The Polack Archive

About Maria Polack

Maria Polack, author of Fiction Without Romance: or The Locket-Watch (1830) was a life-long resident of London’s East End. The Anglo-Jewish historian, Cecil Roth, claims that Polack is the first Anglo-Jewish novelist. Polack was also a teacher who worked with students from The Jews’ Free School. Although little is known of Polack’s life, evidence of her work and religious affiliations can be found in East End institutional holdings for the Great Synagogue, The Jews’ Free School, and Brady Street Cemetery.

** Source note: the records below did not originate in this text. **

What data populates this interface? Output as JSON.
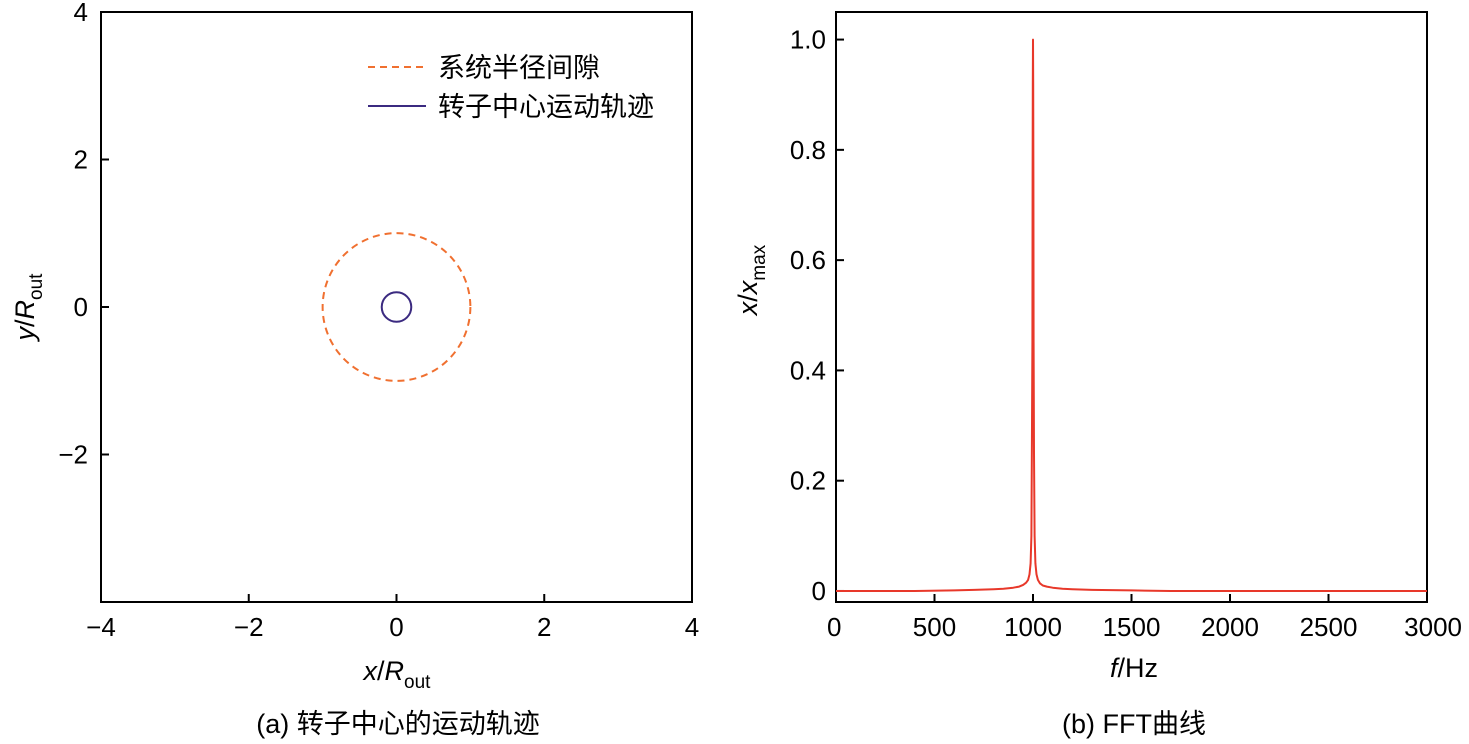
{
  "chart_data": [
    {
      "type": "line",
      "caption": "(a) 转子中心的运动轨迹",
      "xlabel": {
        "var": "x",
        "sep": "/",
        "base": "R",
        "sub": "out"
      },
      "ylabel": {
        "var": "y",
        "sep": "/",
        "base": "R",
        "sub": "out"
      },
      "xlim": [
        -4,
        4
      ],
      "ylim": [
        -4,
        4
      ],
      "xticks": [
        -4,
        -2,
        0,
        2,
        4
      ],
      "yticks": [
        -2,
        0,
        2,
        4
      ],
      "xtick_labels": [
        "−4",
        "−2",
        "0",
        "2",
        "4"
      ],
      "ytick_labels": [
        "−2",
        "0",
        "2",
        "4"
      ],
      "grid": false,
      "legend_position": "top-right",
      "series": [
        {
          "name": "系统半径间隙",
          "shape": "circle",
          "center": [
            0,
            0
          ],
          "radius": 1.0,
          "style": "dashed",
          "color": "#f07030"
        },
        {
          "name": "转子中心运动轨迹",
          "shape": "circle",
          "center": [
            0,
            0
          ],
          "radius": 0.2,
          "style": "solid",
          "color": "#3b2a80"
        }
      ]
    },
    {
      "type": "line",
      "caption": "(b) FFT曲线",
      "xlabel": {
        "var": "f",
        "sep": "/",
        "unit": "Hz"
      },
      "ylabel": {
        "var": "x",
        "sep": "/",
        "base": "x",
        "sub": "max"
      },
      "xlim": [
        0,
        3000
      ],
      "ylim": [
        -0.02,
        1.05
      ],
      "xticks": [
        0,
        500,
        1000,
        1500,
        2000,
        2500,
        3000
      ],
      "yticks": [
        0,
        0.2,
        0.4,
        0.6,
        0.8,
        1.0
      ],
      "xtick_labels": [
        "0",
        "500",
        "1000",
        "1500",
        "2000",
        "2500",
        "3000"
      ],
      "ytick_labels": [
        "0",
        "0.2",
        "0.4",
        "0.6",
        "0.8",
        "1.0"
      ],
      "grid": false,
      "series": [
        {
          "color": "#e8382a",
          "x": [
            0,
            200,
            400,
            600,
            700,
            800,
            850,
            900,
            930,
            950,
            965,
            975,
            982,
            988,
            992,
            995,
            997,
            998,
            999,
            1000,
            1001,
            1002,
            1003,
            1005,
            1008,
            1012,
            1018,
            1025,
            1035,
            1050,
            1070,
            1100,
            1150,
            1200,
            1300,
            1500,
            1700,
            2000,
            2500,
            3000
          ],
          "y": [
            0.0,
            0.0,
            0.0,
            0.001,
            0.002,
            0.003,
            0.004,
            0.006,
            0.008,
            0.011,
            0.015,
            0.02,
            0.03,
            0.05,
            0.1,
            0.3,
            0.45,
            0.75,
            0.92,
            1.0,
            0.92,
            0.75,
            0.45,
            0.25,
            0.1,
            0.05,
            0.03,
            0.02,
            0.014,
            0.01,
            0.008,
            0.006,
            0.004,
            0.003,
            0.002,
            0.001,
            0.0,
            0.0,
            0.0,
            0.0
          ]
        }
      ]
    }
  ]
}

Fiction Without Romance’s subscription list indicates that Polack was well connected to readers in London and throughout the Atlantic world.

Polack’s novel appeared at a moment when her East End Jewish community sought ways of educating Jewish youth to become English without losing their identity as Jews. This period also witnessed a rise of Christian conversion efforts, and Fiction Without Romance makes powerful arguments against Jewish assimilation and in favor of religious pluralism. Polack ties educational concerns in her novel to 1790s debates about female education and courtship rituals. Polack’s title, Fiction Without Romance, combined with numerous discussions in the text, also link the novel to contemporary debates about realism and romance. Discussions among characters directly recall women artists including Maria Edgeworth, Elizabeth Hamilton, Felicia Hemans, Bathsua Pell Makin, Clara Reeve, Lucia Elizabeth Vestris, and Mary Wollstonecraft.

Evidence suggests that despite Maria Polack’s anti-conversion stance in Fiction Without Romance, she converted to Christianity. However, Polack was buried in a Jewish cemetery. Her daughter Elizabeth Polack later recalled how her mother taught her Jewish music.